As we talked, we had been moving on across the ford which we found an excellent one, the water at no time coming to our waists while the current was scarcely appreciable. Finally, we stepped out on the opposite shore and a moment later, far to the left, we caught another glimpse of the creature that we had previously seen. It stood upon a distant knoll, evidently watching us.
Orthis and I raised our binoculars to our eyes almost simultaneously and for a full minute we examined the thing as it stood there, neither of us speaking, and then we dropped our glasses and looked at each other.
“What do you make of it, sir?” he asked.
I shook my head. “I don’t know what to make of it, Orthis,” I replied; “but I should swear that I was looking straight into a human face, and yet the body was that of a quadruped.”
“There can be no doubt of it, sir,” he replied, “and this time one could see the harness and the clothing quite plainly. It appears to have some sort of a weapon hanging at its left side. Did you notice it, sir?”
“Yes, I noticed it, but I don’t understand it.”
A moment longer we stood watching the creature until it turned and galloped off, disappearing behind the knoll on which it had stood. We decided to follow the trail which led in a southerly direction, feeling reasonably assured that we were more likely to come in contact with the creature or others similar to it upon the trail than off of it.

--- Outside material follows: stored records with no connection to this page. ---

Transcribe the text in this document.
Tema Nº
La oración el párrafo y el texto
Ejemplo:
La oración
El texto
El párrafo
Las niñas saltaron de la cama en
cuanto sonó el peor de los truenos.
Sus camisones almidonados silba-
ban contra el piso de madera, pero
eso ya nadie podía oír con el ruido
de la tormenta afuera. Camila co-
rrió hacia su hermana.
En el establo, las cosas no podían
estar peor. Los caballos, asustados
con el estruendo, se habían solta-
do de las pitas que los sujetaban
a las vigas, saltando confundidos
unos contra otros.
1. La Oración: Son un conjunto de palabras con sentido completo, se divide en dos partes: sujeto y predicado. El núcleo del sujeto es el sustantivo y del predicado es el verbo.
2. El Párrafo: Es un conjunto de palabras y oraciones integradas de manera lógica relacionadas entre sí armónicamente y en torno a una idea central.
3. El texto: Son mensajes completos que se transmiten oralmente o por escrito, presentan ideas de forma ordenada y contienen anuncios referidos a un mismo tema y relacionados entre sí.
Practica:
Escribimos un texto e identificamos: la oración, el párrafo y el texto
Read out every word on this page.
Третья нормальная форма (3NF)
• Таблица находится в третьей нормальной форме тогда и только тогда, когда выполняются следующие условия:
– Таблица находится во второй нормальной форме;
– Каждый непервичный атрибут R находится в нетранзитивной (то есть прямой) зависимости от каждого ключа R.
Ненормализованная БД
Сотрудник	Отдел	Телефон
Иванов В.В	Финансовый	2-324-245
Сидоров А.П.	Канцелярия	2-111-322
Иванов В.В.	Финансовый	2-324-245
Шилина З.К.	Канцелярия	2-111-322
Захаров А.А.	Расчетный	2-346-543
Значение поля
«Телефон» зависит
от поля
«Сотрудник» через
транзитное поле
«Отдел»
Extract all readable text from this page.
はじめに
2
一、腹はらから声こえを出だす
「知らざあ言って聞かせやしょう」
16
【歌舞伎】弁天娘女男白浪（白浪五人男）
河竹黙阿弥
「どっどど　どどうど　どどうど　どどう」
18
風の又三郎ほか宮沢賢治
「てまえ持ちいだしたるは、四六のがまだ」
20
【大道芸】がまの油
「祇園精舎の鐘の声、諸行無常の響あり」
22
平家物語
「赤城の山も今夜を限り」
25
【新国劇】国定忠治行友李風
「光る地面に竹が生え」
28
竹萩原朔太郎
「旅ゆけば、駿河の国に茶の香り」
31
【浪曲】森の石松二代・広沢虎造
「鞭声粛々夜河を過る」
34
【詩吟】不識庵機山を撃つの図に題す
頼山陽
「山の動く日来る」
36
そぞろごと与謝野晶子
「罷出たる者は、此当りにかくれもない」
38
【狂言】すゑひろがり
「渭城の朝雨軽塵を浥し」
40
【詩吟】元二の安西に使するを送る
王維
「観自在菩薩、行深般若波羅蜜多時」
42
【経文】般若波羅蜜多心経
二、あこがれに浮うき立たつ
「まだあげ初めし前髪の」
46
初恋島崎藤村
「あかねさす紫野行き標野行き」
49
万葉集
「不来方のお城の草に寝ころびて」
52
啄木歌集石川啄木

We had gone but a short distance when the trail approached the river again, which puzzled me at the time somewhat, as we had gone apparently directly away from the river since we had left the ford, but after we had gone some mile and a half, we found the explanation, since we came again to another ford while on beyond we saw the river emptying into the sea and realized that we had crossed an island lying in the mouth of the river.
I was hesitating as to whether to make the crossing and continue along the trail or to go back and search the island for the strange creature we had discovered.